Je commençai avec un bonheur indicible la dégustation de mon breuvage béni de 18 ans d’âge, ce qui en faisait tout de même un jeunot dans sa catégorie. Picorant alternativement dans les deux bols afin de faire naître ce sentiment de plénitude qui accompagne la dégustation de ce vin indescriptible, je décidai de téléphoner à mon frère.

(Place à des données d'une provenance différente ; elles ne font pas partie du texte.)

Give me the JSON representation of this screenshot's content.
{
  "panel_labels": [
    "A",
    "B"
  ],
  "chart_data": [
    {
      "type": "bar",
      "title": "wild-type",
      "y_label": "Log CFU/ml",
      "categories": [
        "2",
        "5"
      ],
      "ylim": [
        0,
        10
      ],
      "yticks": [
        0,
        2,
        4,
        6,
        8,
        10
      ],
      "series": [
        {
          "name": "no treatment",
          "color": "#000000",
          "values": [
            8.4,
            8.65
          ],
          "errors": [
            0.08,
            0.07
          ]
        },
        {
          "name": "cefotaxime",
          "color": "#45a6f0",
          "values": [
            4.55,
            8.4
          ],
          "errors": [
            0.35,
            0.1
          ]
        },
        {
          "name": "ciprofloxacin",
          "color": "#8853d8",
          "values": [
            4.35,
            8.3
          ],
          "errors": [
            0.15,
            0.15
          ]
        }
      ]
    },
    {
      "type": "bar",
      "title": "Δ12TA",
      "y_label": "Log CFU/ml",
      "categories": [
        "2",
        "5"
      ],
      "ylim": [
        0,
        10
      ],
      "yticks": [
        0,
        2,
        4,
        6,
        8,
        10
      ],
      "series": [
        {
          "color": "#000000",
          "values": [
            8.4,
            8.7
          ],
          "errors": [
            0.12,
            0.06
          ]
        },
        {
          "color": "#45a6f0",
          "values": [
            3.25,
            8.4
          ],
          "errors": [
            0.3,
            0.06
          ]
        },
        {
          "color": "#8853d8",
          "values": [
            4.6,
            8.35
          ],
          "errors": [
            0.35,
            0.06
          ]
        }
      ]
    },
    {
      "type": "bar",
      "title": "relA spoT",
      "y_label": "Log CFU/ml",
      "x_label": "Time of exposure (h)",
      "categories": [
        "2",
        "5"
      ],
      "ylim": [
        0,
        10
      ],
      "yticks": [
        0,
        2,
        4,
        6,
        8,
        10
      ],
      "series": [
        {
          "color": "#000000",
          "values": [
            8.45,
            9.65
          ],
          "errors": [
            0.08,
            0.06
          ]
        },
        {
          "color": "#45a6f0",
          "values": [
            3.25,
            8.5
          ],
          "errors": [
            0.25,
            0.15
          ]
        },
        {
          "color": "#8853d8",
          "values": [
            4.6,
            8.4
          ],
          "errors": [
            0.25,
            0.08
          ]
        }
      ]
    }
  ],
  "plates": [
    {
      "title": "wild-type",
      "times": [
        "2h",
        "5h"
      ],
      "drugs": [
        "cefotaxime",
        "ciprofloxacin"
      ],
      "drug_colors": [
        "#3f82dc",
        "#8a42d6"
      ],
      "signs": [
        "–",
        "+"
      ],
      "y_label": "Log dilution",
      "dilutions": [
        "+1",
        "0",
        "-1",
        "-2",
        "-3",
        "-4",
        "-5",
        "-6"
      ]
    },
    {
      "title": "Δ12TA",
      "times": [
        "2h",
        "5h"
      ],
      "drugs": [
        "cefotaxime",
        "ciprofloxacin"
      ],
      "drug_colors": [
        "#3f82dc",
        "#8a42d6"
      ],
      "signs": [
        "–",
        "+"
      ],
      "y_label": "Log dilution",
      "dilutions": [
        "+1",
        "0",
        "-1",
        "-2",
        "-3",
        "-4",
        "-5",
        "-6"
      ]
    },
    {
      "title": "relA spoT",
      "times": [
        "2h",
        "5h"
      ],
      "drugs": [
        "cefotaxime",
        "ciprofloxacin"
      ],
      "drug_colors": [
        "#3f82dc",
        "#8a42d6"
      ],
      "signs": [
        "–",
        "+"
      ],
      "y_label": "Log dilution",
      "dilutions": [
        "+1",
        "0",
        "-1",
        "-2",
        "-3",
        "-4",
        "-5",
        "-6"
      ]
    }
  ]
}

Il avait émis, au cours de notre dernière entrevue, un avis plutôt mitigé sur mon projet de cadole. Il estimait qu’au lieu d’investir du temps à structurer une accumulation de livres, je ferais mieux de relire quelques vieux ouvrages sur des cristaux qui songent ou des Dirdirs en couleurs… dans un élan philosophique qui soulève généralement quand il parle de livres, il avait ajouté « je trouve anormal de laisser des étagères vides et normal de laisser la lumière atteindre les humains qui lisent ». Il avait sans nul doute totalement raison, mais mon orgueil m’avait empêché de le reconnaître puis de l’avouer…

Au moment où il décrocha, je remarquai un mouvement dans l’arc triangulaire qui m’avait, il est vrai, posé des soucis dès le début de la construction.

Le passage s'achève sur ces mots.